Quote Originally Posted by tequila View Post
Ignoring the fact that troop decreases were on the agenda before and would have occurred if Blair had continued in office, and was a function more of the rabid unpopularity of the war in Iraq than of any terrorist attack. The change in government was again due to intra-Labour Party politics and Iraq, not any AQ propaganda effort or some sort of bizarre attempt to curry Islamist sympathies.
Hmmm, you might want to check out some of the Labour party Lords on that one. Still and all, the IO is helping to condition the general populace.

Quote Originally Posted by tequila View Post
This is so generalized an argument as to be useless. How has their IO campaign "raised fears" in a way that led to a sustained price rise in oil? In what way has their IO campaign destabilized a major oil producing country? How much "risk premium" is built in specifically due to AQ's IO campaign, and how much has this affected world oil prices vs. things like a world-historical mass industrialization event such as has taken place in China over the past 15 years?

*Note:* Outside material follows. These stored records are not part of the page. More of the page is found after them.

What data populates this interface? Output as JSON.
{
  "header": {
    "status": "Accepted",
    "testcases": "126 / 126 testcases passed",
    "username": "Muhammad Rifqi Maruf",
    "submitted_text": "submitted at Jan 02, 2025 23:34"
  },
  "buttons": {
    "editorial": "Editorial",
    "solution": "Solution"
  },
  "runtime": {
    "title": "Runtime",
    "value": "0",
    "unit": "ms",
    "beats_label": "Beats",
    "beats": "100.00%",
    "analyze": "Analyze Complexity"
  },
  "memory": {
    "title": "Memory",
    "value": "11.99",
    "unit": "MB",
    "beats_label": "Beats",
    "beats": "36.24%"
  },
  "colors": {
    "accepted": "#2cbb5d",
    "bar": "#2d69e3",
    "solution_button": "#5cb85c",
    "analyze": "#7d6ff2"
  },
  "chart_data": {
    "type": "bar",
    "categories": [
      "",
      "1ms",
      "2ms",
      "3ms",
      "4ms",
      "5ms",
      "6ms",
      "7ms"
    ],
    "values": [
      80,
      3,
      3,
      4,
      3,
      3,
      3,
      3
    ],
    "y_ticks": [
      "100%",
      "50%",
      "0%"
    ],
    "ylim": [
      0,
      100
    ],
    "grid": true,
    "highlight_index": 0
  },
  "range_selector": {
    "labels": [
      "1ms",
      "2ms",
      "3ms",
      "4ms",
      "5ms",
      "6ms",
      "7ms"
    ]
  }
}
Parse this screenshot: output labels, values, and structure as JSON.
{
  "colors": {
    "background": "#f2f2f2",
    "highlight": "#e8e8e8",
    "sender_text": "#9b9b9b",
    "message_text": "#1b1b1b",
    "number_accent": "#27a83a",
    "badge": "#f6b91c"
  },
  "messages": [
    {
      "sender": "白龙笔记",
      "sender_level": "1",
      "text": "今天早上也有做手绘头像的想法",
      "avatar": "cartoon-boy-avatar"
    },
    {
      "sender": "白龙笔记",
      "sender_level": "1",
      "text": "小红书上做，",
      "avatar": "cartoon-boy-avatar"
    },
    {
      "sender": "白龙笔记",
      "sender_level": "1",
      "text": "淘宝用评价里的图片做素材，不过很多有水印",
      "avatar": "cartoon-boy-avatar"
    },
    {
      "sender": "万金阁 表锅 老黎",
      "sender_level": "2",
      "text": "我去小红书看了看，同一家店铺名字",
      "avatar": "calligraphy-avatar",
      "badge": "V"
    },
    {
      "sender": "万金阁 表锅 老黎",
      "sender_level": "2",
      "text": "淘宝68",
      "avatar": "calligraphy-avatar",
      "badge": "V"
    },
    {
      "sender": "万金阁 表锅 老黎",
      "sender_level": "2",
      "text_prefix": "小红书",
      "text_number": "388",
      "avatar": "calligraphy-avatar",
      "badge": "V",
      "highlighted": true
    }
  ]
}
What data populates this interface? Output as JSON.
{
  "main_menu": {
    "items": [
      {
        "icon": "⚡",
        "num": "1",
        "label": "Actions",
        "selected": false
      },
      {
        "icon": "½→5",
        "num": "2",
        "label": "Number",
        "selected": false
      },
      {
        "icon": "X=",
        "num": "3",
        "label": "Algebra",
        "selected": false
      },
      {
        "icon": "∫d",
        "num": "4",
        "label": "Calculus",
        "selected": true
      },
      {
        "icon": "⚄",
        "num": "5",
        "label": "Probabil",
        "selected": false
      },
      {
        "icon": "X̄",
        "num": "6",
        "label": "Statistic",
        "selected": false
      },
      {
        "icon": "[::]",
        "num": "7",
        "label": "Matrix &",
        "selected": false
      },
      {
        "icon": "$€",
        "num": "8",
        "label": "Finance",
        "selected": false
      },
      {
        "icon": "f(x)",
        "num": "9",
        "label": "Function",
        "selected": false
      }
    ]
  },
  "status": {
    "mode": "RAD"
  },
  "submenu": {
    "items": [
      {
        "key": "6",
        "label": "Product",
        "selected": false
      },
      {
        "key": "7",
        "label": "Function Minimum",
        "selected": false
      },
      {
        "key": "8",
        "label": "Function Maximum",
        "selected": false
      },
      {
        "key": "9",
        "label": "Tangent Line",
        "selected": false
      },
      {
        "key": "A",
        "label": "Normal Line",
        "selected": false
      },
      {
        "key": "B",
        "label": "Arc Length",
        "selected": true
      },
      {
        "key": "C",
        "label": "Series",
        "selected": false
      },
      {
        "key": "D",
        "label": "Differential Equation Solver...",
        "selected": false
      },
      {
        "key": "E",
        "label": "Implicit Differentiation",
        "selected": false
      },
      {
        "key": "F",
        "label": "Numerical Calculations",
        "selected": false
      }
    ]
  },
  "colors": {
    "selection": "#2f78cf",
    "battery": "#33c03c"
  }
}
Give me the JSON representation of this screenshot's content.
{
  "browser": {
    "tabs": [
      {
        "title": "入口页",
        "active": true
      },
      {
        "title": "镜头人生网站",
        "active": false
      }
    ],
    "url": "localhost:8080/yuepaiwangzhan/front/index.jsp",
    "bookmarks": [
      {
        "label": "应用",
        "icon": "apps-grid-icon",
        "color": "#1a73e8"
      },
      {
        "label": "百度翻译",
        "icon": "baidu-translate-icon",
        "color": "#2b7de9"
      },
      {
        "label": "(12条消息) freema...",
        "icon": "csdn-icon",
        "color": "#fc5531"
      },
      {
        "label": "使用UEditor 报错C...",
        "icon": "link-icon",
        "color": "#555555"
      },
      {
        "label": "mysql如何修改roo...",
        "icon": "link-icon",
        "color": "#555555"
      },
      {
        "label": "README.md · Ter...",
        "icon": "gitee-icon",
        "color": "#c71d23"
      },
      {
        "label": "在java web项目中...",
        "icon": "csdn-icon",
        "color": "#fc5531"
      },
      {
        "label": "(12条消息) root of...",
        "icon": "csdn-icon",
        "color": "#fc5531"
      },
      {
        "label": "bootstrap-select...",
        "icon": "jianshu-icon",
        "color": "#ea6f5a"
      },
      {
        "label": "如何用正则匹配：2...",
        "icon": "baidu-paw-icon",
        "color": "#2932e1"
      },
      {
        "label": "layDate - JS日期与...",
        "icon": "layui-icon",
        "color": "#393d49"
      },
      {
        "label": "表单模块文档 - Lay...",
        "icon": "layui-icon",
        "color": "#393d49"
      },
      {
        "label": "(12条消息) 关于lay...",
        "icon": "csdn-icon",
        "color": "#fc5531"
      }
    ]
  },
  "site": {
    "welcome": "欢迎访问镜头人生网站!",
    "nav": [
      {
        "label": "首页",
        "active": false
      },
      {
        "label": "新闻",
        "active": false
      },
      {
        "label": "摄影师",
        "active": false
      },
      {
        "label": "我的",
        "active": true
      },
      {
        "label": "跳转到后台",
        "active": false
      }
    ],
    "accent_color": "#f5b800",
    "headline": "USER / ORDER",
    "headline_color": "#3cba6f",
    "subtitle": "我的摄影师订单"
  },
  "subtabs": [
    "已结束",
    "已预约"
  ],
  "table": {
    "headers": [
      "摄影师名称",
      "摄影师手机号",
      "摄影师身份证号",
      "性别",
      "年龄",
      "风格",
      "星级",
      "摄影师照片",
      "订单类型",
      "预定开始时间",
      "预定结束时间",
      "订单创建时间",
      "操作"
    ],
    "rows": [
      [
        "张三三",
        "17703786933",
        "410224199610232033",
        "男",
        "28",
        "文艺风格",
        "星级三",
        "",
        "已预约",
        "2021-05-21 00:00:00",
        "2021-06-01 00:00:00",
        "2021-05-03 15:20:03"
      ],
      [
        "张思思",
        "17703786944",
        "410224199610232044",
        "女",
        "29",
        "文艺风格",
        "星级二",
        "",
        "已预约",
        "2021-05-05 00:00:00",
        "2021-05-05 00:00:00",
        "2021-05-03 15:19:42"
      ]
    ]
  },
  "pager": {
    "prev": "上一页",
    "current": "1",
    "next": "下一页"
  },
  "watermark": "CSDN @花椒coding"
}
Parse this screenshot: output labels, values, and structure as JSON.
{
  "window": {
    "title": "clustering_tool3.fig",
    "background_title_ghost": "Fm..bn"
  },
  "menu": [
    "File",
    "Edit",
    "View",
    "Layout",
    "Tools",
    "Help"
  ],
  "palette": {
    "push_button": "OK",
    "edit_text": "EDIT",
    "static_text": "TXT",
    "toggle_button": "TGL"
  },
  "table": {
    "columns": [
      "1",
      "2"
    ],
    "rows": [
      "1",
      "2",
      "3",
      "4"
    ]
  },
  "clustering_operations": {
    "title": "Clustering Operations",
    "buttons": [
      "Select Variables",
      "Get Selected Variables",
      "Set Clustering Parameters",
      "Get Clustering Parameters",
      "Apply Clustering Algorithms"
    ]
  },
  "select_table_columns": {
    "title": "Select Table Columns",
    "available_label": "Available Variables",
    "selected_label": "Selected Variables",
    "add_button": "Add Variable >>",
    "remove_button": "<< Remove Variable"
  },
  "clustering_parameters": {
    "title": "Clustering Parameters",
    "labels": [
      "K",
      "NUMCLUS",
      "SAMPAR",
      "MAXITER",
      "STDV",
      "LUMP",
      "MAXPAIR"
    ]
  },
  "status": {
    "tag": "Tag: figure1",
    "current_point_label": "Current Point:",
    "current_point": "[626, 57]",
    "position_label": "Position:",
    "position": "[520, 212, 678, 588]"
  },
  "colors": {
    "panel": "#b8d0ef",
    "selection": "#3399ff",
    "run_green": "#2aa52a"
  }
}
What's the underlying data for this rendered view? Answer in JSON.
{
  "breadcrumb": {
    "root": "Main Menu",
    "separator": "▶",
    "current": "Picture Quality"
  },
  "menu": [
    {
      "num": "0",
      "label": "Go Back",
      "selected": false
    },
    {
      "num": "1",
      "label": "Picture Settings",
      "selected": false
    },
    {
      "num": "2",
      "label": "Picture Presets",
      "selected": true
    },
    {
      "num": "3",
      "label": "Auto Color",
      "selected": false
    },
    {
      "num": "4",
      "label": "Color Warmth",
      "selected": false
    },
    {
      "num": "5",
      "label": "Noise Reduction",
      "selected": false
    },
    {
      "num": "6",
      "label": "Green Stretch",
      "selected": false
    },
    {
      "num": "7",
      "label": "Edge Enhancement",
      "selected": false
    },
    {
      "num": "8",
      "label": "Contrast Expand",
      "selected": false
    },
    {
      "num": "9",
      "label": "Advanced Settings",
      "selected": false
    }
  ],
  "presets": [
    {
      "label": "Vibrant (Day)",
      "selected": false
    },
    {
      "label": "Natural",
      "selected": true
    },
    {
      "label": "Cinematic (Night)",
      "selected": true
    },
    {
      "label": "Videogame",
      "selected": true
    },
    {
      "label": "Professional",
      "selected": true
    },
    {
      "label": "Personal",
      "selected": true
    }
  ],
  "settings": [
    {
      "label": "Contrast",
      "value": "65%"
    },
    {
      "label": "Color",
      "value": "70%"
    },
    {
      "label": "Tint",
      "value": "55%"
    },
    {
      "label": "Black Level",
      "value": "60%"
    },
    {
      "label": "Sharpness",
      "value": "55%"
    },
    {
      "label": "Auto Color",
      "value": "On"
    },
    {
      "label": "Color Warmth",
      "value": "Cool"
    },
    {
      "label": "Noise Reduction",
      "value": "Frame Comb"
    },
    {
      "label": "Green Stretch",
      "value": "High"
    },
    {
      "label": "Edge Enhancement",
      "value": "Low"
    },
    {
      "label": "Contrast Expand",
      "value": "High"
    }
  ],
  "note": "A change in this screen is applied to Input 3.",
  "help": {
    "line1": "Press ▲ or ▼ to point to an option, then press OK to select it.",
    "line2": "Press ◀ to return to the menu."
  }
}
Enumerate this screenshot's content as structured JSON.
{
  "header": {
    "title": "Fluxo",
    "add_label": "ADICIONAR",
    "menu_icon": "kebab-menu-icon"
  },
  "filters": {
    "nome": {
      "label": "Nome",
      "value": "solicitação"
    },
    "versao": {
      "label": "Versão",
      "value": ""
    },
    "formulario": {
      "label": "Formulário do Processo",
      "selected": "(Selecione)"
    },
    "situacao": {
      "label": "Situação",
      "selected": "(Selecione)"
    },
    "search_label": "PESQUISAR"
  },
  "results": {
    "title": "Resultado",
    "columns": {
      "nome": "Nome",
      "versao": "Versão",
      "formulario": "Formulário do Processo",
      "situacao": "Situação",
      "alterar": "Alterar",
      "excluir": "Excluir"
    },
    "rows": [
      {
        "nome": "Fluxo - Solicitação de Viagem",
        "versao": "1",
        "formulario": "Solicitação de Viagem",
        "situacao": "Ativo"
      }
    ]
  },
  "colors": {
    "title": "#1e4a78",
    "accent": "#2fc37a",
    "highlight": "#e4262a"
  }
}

Mainly because I just don't have time right now to draw out all the linkages (it's tax time here and I have a bunch of contracts that have to be finished ASAP). You asked about a risk premium built in specifically due to AQ IO activities, and my guess would be none that is s specified. What their IO campaign is doing, however, is claiming credit for causing the US (and the West in general) to expend vast sums of money that is notbeing put back into the western economies.

Furthermore, by reducing the international perception of US efficacy, it has encouraged anti-US and anti-globalization movements, including Chavez, and exacerbated tensions in a number of other producing areas (e.g. Nigeria). Direct effect? Very little, but as one component of the overall political "atmosphere" it's been fairly large.